Nel 1767 Caterina II convocò una commissione legislativa composta dai rappresentati dei nobili, dei cittadini e dei contadini liberi. Questa commissione venne incaricata di dar vita ad un nuovo codice di leggi. Tuttavia, gli aspri screzi interni che si erano formati nella commissione resero necessario lo scioglimento della stessa. L’obbiettivo di creare una legislazione ispirata ai principi dell’Illuminismo, non potè di fatto concretizzarsi. Inoltre, la paura di ribellioni, in seguito ad un cattivo raccolto nel 1771 e all’insofferenza dei nobili, portarono Caterina II ad inasprire il suo atteggiamento nei confronti dei contadini russi. Dal punto di vista estero, la zarina ottenne importanti vittorie sul campo di battaglia, riuscendo ad espandere il suo regno. In particolare, la Bielorussia, la Crimea e alcune parti della Polonia vennero annesse alla Russia. Nel 1768, dopo aver sconfitto la flotta turca a Chio, ottenne il passaggio per il Bosforo.
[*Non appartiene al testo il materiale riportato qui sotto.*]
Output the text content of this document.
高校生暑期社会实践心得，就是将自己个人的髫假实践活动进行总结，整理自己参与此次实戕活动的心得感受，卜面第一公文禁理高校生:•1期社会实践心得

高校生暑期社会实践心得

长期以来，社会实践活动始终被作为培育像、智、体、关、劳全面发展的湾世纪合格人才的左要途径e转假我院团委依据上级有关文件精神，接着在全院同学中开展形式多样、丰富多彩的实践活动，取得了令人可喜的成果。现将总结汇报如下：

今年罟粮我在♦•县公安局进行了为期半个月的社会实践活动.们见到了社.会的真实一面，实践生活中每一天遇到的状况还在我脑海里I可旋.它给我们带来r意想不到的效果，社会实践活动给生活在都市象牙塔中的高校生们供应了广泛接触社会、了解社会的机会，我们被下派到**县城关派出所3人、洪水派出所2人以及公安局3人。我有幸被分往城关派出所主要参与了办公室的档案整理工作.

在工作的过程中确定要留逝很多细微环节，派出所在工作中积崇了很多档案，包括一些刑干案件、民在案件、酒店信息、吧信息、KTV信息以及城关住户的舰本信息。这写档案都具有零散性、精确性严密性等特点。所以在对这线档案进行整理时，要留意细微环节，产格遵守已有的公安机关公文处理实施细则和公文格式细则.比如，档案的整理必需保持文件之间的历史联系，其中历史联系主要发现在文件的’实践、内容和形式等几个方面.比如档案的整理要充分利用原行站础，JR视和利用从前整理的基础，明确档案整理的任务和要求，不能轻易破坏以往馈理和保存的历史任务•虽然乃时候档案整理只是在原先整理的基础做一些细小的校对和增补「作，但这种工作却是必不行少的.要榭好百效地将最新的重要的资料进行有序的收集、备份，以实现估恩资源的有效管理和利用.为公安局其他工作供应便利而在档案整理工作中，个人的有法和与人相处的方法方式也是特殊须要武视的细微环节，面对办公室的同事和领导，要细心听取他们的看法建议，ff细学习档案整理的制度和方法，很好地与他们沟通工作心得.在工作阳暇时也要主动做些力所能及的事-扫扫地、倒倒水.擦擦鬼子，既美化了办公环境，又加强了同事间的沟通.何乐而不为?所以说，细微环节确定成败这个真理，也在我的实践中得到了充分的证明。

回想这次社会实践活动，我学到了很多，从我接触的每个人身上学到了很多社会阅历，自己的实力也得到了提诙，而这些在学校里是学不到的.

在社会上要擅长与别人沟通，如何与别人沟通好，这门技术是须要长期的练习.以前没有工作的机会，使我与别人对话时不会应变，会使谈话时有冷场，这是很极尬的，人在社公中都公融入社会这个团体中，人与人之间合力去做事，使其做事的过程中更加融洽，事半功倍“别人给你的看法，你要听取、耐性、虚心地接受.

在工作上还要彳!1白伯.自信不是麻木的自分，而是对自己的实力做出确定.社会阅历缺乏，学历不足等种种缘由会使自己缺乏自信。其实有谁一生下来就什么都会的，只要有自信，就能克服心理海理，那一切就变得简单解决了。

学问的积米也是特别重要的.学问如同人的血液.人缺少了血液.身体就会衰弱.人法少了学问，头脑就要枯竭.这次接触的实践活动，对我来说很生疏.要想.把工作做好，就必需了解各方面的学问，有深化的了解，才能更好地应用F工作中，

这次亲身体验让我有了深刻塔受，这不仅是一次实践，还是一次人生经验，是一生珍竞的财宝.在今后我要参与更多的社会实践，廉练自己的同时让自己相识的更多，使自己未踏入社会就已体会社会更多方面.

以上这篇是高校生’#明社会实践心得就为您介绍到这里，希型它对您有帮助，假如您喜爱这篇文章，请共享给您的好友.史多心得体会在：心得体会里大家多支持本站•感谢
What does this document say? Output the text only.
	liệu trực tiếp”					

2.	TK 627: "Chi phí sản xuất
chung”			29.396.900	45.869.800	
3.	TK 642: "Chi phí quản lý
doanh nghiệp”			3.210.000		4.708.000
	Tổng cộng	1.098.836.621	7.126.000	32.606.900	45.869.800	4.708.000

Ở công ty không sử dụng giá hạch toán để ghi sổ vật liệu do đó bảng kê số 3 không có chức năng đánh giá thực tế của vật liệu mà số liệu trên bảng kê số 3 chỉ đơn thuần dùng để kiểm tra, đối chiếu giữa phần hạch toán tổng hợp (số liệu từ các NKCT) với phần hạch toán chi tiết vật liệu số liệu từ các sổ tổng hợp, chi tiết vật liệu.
Oaplus, Caterina La Grande
Una scena tratta dalla serie Caterina la Grande (Oaplus)

Gli obbiettivi della serie televisiva

La miniserie è ambientata dopo il colpo di stato del 1762 ai danni dell’imperatore Pietro III, marito di Caterina II. Dopo la deposizione del sovrano, fu la stessa Caterina a prendere il potere. Tuttavia, le sue origini tedesche resero difficile per la sovrana essere apprezzata a corte. Parte della nobilità, fra cui lo stesso ministro Panin, avrebbero preferito vedere sul trono il figlio della donna, il principe Paolo. La serie ricostruisce in maniera molto accurata il rapporto conflittuale fra l’imperatrice ed il figlio. Tuttavia, più che la sceneggiatura punto di forza dell’opera è sicuramente la scenografia. Infatti, sia l’abbigliamento che il luoghi scelti dal regista ricostruiscono accuratamente lo sfarzo della nobiltà russa dell’epoca. La maggior parte delle scene sono state girate nella città di San Pietroburgo, altre invece in Lettonia e in Lituania. Di estrema bellezza sono le riprese nel palazzo di Peterhof, chiamato anche reggia delle meraviglie.